At what point did you just stop giving a fuck?
third year of highschool for me
>>36236944
Junior year of college
How do I stop giving a fuck?
On a fundamental level I already don't, but it's the little things. I want to just stop caring
>>36236944
>not getting senioritus in freshman year
Still not quite managing, but at least I can act like it on a good day.
>>36236944
Sophomore year in hs.
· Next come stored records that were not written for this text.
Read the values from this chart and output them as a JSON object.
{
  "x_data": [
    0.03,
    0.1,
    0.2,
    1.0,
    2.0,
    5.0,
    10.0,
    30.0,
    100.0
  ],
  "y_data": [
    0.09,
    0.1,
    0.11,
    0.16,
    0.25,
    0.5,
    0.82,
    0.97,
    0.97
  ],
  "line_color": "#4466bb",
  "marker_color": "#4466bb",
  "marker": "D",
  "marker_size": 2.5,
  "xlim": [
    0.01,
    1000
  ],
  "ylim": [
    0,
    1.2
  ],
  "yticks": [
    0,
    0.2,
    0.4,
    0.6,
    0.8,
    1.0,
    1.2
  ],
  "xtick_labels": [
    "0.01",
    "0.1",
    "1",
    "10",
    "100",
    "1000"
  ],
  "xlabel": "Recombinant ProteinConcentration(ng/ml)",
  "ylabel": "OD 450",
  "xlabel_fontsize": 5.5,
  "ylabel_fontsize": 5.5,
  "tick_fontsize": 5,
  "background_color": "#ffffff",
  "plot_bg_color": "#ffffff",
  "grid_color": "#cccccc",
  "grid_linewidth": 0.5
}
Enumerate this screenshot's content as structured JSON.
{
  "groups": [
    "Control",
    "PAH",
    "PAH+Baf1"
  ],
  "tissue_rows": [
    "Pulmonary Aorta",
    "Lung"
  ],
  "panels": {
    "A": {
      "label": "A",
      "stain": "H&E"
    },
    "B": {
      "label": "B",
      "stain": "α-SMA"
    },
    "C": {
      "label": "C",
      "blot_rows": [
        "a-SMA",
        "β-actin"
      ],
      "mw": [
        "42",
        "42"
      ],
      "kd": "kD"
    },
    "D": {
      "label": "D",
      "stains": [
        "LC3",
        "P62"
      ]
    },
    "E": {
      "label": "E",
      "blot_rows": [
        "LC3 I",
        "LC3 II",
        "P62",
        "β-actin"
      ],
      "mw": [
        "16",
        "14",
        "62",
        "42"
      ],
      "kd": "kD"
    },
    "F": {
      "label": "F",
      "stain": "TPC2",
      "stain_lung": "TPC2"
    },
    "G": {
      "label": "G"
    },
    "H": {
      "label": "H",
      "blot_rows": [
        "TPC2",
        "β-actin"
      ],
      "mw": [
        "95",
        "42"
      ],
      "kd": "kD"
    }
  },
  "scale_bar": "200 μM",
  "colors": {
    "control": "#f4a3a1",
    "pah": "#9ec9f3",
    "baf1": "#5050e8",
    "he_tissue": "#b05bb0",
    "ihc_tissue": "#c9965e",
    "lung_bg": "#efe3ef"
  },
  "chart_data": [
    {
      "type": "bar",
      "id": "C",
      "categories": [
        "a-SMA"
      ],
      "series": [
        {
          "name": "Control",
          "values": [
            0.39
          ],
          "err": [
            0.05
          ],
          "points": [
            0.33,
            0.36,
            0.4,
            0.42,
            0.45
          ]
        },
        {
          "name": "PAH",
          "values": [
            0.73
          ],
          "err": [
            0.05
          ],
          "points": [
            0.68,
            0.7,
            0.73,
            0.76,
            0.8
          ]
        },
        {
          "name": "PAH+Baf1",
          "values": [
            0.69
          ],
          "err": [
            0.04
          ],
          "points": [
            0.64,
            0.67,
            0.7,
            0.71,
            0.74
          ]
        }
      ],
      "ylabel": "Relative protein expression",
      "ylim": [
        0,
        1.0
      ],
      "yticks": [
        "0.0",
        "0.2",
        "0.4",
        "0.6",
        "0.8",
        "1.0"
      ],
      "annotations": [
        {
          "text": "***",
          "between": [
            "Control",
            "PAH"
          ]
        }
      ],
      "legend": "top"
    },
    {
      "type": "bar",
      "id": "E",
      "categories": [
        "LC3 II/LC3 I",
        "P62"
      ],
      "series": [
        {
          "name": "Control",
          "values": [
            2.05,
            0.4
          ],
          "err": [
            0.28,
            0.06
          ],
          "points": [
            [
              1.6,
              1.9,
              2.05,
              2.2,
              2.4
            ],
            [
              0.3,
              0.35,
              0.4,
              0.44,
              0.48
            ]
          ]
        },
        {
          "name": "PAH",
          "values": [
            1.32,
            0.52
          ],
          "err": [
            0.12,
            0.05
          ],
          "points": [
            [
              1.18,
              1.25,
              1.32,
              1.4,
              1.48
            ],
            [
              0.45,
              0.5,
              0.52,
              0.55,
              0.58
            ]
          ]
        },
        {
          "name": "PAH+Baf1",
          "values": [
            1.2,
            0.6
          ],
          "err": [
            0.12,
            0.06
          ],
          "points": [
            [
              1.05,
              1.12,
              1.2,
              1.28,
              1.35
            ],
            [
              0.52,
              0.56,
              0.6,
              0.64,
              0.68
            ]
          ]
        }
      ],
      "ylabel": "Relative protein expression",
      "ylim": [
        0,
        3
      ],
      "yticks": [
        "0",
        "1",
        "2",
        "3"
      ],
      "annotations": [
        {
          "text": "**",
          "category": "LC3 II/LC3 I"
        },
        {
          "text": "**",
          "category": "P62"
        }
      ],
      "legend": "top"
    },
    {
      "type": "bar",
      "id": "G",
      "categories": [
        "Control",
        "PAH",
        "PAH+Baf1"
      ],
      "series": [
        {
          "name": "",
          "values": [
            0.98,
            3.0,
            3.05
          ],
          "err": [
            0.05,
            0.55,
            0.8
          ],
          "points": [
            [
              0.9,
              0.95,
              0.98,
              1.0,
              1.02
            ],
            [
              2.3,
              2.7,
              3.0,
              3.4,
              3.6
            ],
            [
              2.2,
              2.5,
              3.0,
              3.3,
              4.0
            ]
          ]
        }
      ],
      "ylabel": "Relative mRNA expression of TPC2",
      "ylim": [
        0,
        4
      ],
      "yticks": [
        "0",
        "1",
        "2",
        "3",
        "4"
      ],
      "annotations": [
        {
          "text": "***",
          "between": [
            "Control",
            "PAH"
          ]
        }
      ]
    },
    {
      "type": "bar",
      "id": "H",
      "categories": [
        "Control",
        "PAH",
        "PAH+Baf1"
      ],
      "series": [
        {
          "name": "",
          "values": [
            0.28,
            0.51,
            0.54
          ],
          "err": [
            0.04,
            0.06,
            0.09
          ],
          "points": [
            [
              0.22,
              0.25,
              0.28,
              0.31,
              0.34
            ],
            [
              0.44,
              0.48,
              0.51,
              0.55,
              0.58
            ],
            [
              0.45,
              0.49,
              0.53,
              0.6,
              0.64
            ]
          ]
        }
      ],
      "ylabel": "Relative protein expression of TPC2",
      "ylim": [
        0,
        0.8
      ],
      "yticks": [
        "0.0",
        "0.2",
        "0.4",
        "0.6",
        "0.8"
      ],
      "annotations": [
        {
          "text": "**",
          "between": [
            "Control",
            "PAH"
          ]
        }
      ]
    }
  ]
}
But I'm 19 and not working or going to school now and my dad is threatening to kick me out so I may have to start giving a fuck now
>>36236944
Your too much of a awkward teen with a social investment (you care what people think) to be a nihilist
>>36236944
32 and still not quite there.
I want to be free of caring about what people think of me but still tied down to it a bit.
>>36236944
This year at age 22.
>i know i will die a khhv
>i know i will never be an author
>i know i will never overcome autism, agoraphobia, social anxiety and hikikomori complex
>even if i did I'm an ugly babyface manlet who doesn't pass the bare minimum physically to even have my personality considered
>this loneliness isn't a phase, it's to be my constant state forever
Once you realise you were fucked from the get-go and stop fighting against the inevitable life actually becomes good. I used to have dreams of commiting sudoku in my preteen years. Each year it feels like it draws nearer (not that I haven't tried before). And I don't give a fuck.
>>36236944
I'm still trying. 29yo khhv neet btw.